Прибыв в полк, Григорий Александрович уже в первые месяцы своей службы обратил на себя внимание командования и прилежанием, и старательностью, и стремлением к совершенствованию знаний и навыков в военном деле, которые, естественно, у него, не нюхавшего пороху, были более чем скромными. Богатырское телосложение, прекрасное знание языков, особенно немецкого, очень пригодились на первых порах.

Вступивший на престол Петр III пригласил в Петербург своего дядю принца Георга Людвига, которого сделал генерал-фельдмаршалом и приписал к конной гвардии. Тут же понадобились адьютанты и ординарцы. Одним из них стал Потёмкин, выбранный самим принцем, обожавшим великанов.

Должность ординарца дядюшки императора сразу приблизила ко двору, выделила из среды гвардейцев. Вскоре Потёмкину был пожалован чин вице-вахмистра. Однако, служба эта не радовала Григория Александровича. Не любил он своего начальника за жестокое и бессердечное отношение к русским.

В тот период на Потёмкина обратили внимание не только принц и его окружение, но и патриоты, которые были крайне недовольны опруссачиванием порядков и новым потоком иноземцев, все гуще облепляющих уже не только престол, но и командные посты в армии.

В войсках еще жила память о славных победах П. С. Салтыкова и П. А. Румянцева в годы Семилетней войны, результаты которых были сведены на нет волею Петра III.

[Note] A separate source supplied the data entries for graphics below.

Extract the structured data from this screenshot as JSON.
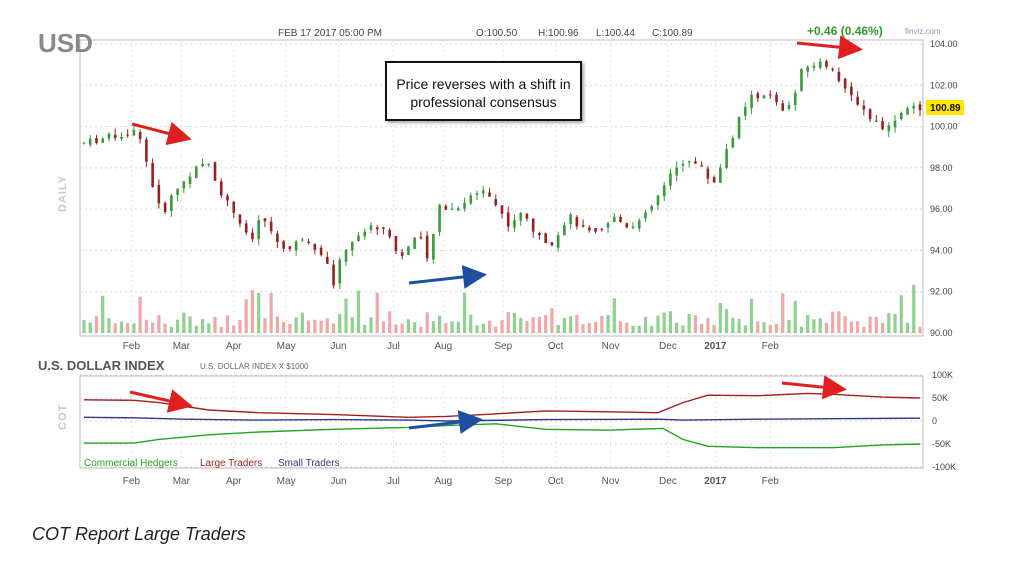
{
  "chart_data": [
    {
      "type": "candlestick",
      "symbol": "USD",
      "panel_label": "DAILY",
      "date": "FEB 17 2017 05:00 PM",
      "ohlc": {
        "open": "O:100.50",
        "high": "H:100.96",
        "low": "L:100.44",
        "close": "C:100.89"
      },
      "change": "+0.46 (0.46%)",
      "watermark": "finviz.com",
      "last_price": "100.89",
      "x_ticks": [
        "Feb",
        "Mar",
        "Apr",
        "May",
        "Jun",
        "Jul",
        "Aug",
        "Sep",
        "Oct",
        "Nov",
        "Dec",
        "2017",
        "Feb"
      ],
      "y_ticks": [
        "104.00",
        "102.00",
        "100.00",
        "98.00",
        "96.00",
        "94.00",
        "92.00",
        "90.00"
      ],
      "ylim": [
        90,
        104
      ],
      "annotation": "Price reverses with a shift in professional consensus",
      "price_path": [
        {
          "t": 0,
          "v": 99.2
        },
        {
          "t": 10,
          "v": 99.5
        },
        {
          "t": 22,
          "v": 99.8
        },
        {
          "t": 26,
          "v": 97.8
        },
        {
          "t": 31,
          "v": 95.7
        },
        {
          "t": 36,
          "v": 96.8
        },
        {
          "t": 44,
          "v": 97.9
        },
        {
          "t": 50,
          "v": 98.2
        },
        {
          "t": 55,
          "v": 96.8
        },
        {
          "t": 62,
          "v": 95.5
        },
        {
          "t": 67,
          "v": 94.2
        },
        {
          "t": 71,
          "v": 95.8
        },
        {
          "t": 76,
          "v": 94.6
        },
        {
          "t": 82,
          "v": 94.0
        },
        {
          "t": 88,
          "v": 94.7
        },
        {
          "t": 96,
          "v": 93.8
        },
        {
          "t": 100,
          "v": 92.4
        },
        {
          "t": 104,
          "v": 94.0
        },
        {
          "t": 110,
          "v": 94.8
        },
        {
          "t": 116,
          "v": 95.2
        },
        {
          "t": 122,
          "v": 95.0
        },
        {
          "t": 126,
          "v": 93.6
        },
        {
          "t": 130,
          "v": 94.2
        },
        {
          "t": 134,
          "v": 94.8
        },
        {
          "t": 138,
          "v": 93.3
        },
        {
          "t": 142,
          "v": 96.2
        },
        {
          "t": 148,
          "v": 96.0
        },
        {
          "t": 154,
          "v": 96.5
        },
        {
          "t": 160,
          "v": 97.0
        },
        {
          "t": 164,
          "v": 96.4
        },
        {
          "t": 170,
          "v": 95.3
        },
        {
          "t": 176,
          "v": 95.8
        },
        {
          "t": 182,
          "v": 94.6
        },
        {
          "t": 188,
          "v": 94.4
        },
        {
          "t": 194,
          "v": 95.7
        },
        {
          "t": 200,
          "v": 95.0
        },
        {
          "t": 206,
          "v": 94.7
        },
        {
          "t": 212,
          "v": 95.6
        },
        {
          "t": 218,
          "v": 95.2
        },
        {
          "t": 224,
          "v": 95.5
        },
        {
          "t": 230,
          "v": 96.6
        },
        {
          "t": 236,
          "v": 97.8
        },
        {
          "t": 242,
          "v": 98.5
        },
        {
          "t": 248,
          "v": 97.9
        },
        {
          "t": 252,
          "v": 97.2
        },
        {
          "t": 256,
          "v": 98.4
        },
        {
          "t": 262,
          "v": 100.2
        },
        {
          "t": 268,
          "v": 101.5
        },
        {
          "t": 274,
          "v": 101.6
        },
        {
          "t": 280,
          "v": 100.7
        },
        {
          "t": 284,
          "v": 101.3
        },
        {
          "t": 288,
          "v": 102.8
        },
        {
          "t": 294,
          "v": 103.1
        },
        {
          "t": 300,
          "v": 102.9
        },
        {
          "t": 304,
          "v": 101.8
        },
        {
          "t": 310,
          "v": 101.2
        },
        {
          "t": 316,
          "v": 100.3
        },
        {
          "t": 322,
          "v": 99.9
        },
        {
          "t": 326,
          "v": 100.6
        },
        {
          "t": 332,
          "v": 100.9
        },
        {
          "t": 335,
          "v": 100.89
        }
      ]
    },
    {
      "type": "line",
      "title": "U.S. DOLLAR INDEX",
      "subtitle": "U.S. DOLLAR INDEX X $1000",
      "panel_label": "COT",
      "x_ticks": [
        "Feb",
        "Mar",
        "Apr",
        "May",
        "Jun",
        "Jul",
        "Aug",
        "Sep",
        "Oct",
        "Nov",
        "Dec",
        "2017",
        "Feb"
      ],
      "y_ticks": [
        "100K",
        "50K",
        "0",
        "-50K",
        "-100K"
      ],
      "ylim": [
        -100,
        100
      ],
      "legend": [
        "Commercial Hedgers",
        "Large Traders",
        "Small Traders"
      ],
      "series": [
        {
          "name": "Commercial Hedgers",
          "color": "#22a322",
          "points": [
            {
              "t": 0,
              "v": -48
            },
            {
              "t": 20,
              "v": -48
            },
            {
              "t": 30,
              "v": -40
            },
            {
              "t": 50,
              "v": -30
            },
            {
              "t": 70,
              "v": -24
            },
            {
              "t": 100,
              "v": -18
            },
            {
              "t": 130,
              "v": -14
            },
            {
              "t": 145,
              "v": -10
            },
            {
              "t": 165,
              "v": -6
            },
            {
              "t": 185,
              "v": -18
            },
            {
              "t": 210,
              "v": -20
            },
            {
              "t": 220,
              "v": -18
            },
            {
              "t": 232,
              "v": -16
            },
            {
              "t": 240,
              "v": -40
            },
            {
              "t": 250,
              "v": -55
            },
            {
              "t": 270,
              "v": -58
            },
            {
              "t": 300,
              "v": -58
            },
            {
              "t": 320,
              "v": -52
            },
            {
              "t": 335,
              "v": -50
            }
          ]
        },
        {
          "name": "Large Traders",
          "color": "#a31f1f",
          "points": [
            {
              "t": 0,
              "v": 46
            },
            {
              "t": 20,
              "v": 45
            },
            {
              "t": 30,
              "v": 40
            },
            {
              "t": 50,
              "v": 24
            },
            {
              "t": 70,
              "v": 18
            },
            {
              "t": 100,
              "v": 14
            },
            {
              "t": 130,
              "v": 8
            },
            {
              "t": 145,
              "v": 10
            },
            {
              "t": 160,
              "v": 14
            },
            {
              "t": 185,
              "v": 22
            },
            {
              "t": 210,
              "v": 20
            },
            {
              "t": 230,
              "v": 18
            },
            {
              "t": 240,
              "v": 40
            },
            {
              "t": 250,
              "v": 56
            },
            {
              "t": 270,
              "v": 55
            },
            {
              "t": 290,
              "v": 60
            },
            {
              "t": 300,
              "v": 58
            },
            {
              "t": 320,
              "v": 52
            },
            {
              "t": 335,
              "v": 50
            }
          ]
        },
        {
          "name": "Small Traders",
          "color": "#2d3a8c",
          "points": [
            {
              "t": 0,
              "v": 8
            },
            {
              "t": 20,
              "v": 7
            },
            {
              "t": 40,
              "v": 4
            },
            {
              "t": 70,
              "v": 2
            },
            {
              "t": 100,
              "v": 3
            },
            {
              "t": 130,
              "v": 2
            },
            {
              "t": 145,
              "v": 0
            },
            {
              "t": 185,
              "v": 3
            },
            {
              "t": 230,
              "v": 4
            },
            {
              "t": 240,
              "v": 2
            },
            {
              "t": 270,
              "v": 4
            },
            {
              "t": 300,
              "v": 5
            },
            {
              "t": 335,
              "v": 6
            }
          ]
        }
      ]
    }
  ],
  "caption": "COT Report Large Traders",
  "colors": {
    "up": "#3a9a3a",
    "down": "#9c1f1f",
    "vol_up": "#8fd18f",
    "vol_down": "#f2a7a7",
    "arrow_red": "#e02020",
    "arrow_blue": "#1f4fa0",
    "price_tag": "#ffe600"
  }
}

Падение этого императора было предрешено уже тем, что он с полным пренебрежением, а то и презрением относился к русскому народу, легко расплачивался русской кровью за чуждые России цели, даже выделил целый корпус для защиты Пруссии от ее врагов, которыми были недавние союзники России. Секретарь французского посла в Петербурге К.К. Рюльер указывал на прямую измену Петра еще в бытность его великим князем – наследником престола: "Петр.., тайно принял чин полковника в его (Фридриха II – Н.Ш.) службе и изменял для него союзным планам. Как скоро сделался он императором, то явно называл его: "Король, мой государь".

Фридрих II, наголову разбитый русскими в Семилетней войне и уже с отчаянием заявлявший: "Как суров, печален и ужасен конец моего пути...", вдруг, по восшествии на престол Петра III, не только получил обратно все потерянное, но, как уже говорилось, стал при помощи русских штыков решать свои политические реваншистские цели. Преданность же Петра III прусским интересам он отметил чином генерала своей армии.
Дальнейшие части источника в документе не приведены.